1) PhD., Lund University, Structural Engineering,

2) Assistant Prof., Lund University, Structural Engineering,


Clay brick facades often include bed joint reinforcement, especially over windows and other openings in the facade, which may corrode due to degradation from climatic exposure. Removal of corroded bed joint reinforcement from such facades is an invasive and costly measure. Heavily damaged reinforcement must be removed for either structural, durability or aesthetic reasons. Parts of the bed joint reinforcement can however be left in the facade, if it can be shown that the risk for future damage is acceptably low. This will significantly reduce the amount of work needed and the retrofitting costs.

A dose-response model for prediction of corrosion induced cracking in reinforced brick masonry is presented, with relative humidity, temperature and oxygen supply in the vicinity of the reinforcement as influencing parameters. Corrosion depth, constituting the dose, is modelled by integration of the effect of corrosion rate with respect to time.
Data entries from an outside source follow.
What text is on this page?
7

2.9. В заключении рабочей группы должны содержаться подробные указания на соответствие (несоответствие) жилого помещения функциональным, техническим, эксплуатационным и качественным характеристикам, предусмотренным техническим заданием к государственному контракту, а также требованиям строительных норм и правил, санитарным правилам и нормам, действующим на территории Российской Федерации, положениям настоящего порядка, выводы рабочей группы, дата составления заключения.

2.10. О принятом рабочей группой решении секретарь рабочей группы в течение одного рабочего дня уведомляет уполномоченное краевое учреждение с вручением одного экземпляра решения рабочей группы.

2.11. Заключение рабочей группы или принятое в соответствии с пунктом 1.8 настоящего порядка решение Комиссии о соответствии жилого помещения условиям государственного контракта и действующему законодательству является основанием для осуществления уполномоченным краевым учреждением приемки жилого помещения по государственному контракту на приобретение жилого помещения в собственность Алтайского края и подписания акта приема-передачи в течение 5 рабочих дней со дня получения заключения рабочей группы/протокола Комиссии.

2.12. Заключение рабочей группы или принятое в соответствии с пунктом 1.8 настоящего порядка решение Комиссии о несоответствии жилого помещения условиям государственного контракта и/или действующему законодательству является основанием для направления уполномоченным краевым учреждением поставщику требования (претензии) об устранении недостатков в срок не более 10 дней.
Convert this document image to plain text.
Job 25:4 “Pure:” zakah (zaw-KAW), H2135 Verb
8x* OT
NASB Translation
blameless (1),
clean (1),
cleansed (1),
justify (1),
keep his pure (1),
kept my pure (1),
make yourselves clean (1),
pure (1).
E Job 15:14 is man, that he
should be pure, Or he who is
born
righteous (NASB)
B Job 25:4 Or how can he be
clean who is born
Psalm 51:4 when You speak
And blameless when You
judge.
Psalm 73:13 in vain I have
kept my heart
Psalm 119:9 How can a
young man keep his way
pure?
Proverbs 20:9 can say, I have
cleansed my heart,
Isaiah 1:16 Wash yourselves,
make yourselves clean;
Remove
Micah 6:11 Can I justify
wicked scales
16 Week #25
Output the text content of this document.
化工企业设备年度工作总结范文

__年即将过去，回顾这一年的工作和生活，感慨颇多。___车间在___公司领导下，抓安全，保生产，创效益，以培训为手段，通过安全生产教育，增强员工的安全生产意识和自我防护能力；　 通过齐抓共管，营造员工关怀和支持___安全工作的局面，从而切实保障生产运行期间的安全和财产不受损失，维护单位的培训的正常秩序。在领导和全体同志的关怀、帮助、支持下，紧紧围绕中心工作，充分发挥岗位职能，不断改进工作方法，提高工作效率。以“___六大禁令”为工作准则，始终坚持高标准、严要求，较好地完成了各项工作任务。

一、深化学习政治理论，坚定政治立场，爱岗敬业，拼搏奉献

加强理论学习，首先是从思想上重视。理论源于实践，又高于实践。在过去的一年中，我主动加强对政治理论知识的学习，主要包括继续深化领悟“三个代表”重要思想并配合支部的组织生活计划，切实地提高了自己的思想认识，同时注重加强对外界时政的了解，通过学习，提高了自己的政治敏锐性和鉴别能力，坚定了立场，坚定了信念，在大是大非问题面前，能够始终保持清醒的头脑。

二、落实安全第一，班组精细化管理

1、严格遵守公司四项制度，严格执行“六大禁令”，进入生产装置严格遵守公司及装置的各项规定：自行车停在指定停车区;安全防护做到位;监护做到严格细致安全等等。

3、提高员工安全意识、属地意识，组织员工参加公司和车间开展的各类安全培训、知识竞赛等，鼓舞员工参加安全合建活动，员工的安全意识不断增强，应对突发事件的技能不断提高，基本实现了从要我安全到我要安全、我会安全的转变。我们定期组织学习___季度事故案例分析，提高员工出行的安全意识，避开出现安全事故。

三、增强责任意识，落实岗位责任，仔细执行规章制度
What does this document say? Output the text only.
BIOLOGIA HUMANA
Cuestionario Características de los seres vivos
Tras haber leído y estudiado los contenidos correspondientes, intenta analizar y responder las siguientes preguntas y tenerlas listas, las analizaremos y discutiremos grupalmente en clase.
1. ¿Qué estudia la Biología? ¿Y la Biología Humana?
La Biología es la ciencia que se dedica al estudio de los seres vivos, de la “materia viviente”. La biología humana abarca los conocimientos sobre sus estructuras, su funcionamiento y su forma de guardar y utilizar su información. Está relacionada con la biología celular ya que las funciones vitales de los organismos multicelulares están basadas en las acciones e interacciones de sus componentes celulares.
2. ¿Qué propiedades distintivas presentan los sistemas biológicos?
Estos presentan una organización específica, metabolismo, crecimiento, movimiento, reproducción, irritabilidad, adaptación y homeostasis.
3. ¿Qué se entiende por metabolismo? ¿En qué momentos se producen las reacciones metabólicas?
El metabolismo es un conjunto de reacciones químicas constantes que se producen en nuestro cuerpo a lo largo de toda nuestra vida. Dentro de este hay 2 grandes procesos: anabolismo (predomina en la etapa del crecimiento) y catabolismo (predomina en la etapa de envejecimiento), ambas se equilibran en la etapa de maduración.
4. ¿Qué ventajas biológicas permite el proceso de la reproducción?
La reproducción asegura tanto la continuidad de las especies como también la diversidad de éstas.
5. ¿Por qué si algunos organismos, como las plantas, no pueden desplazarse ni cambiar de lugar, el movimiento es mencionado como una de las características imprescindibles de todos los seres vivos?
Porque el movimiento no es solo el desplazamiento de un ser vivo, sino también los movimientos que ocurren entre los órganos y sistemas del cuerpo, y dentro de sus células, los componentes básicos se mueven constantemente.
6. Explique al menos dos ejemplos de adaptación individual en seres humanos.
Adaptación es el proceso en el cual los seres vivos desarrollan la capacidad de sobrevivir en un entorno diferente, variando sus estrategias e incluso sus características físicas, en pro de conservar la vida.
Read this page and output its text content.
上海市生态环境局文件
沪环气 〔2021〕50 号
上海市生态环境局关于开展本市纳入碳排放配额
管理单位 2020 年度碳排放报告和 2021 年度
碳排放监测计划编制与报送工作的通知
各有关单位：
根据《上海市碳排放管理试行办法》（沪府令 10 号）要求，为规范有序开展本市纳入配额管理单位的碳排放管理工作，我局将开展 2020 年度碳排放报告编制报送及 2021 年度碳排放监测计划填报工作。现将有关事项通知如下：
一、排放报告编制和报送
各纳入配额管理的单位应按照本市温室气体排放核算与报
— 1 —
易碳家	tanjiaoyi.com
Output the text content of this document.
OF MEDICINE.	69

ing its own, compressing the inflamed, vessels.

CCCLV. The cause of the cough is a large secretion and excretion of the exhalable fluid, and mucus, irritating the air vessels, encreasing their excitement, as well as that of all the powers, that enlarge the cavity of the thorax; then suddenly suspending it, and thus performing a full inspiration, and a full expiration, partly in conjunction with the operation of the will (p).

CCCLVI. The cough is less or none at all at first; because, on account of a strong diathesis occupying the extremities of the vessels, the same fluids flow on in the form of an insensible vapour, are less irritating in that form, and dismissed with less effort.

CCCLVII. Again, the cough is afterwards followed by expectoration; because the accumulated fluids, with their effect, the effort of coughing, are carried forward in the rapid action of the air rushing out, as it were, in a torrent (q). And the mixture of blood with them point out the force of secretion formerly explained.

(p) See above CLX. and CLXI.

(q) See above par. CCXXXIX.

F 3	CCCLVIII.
To describe the dependence of corrosion rate on the influencing parameters, models from the field of concrete research are used. The response, which can be seen as a limit state, is the corrosion depth required to create a crack due to tensile stresses generated by corrosion products. Due to scarcity of experimental data from the field of reinforced brick masonry, the critical corrosion depth is established using empirical data from the field of concrete research. To address this lack of a well-defined limit state, tests will be performed on clay brick specimens in a later part of the research project. The model’s ability to predict time-to-cracking is demonstrated by comparison with data from field observations.


Keywords: Brick masonry, reinforcement corrosion, dose-response model, corrosion rate, carbonation, time-to-cracking.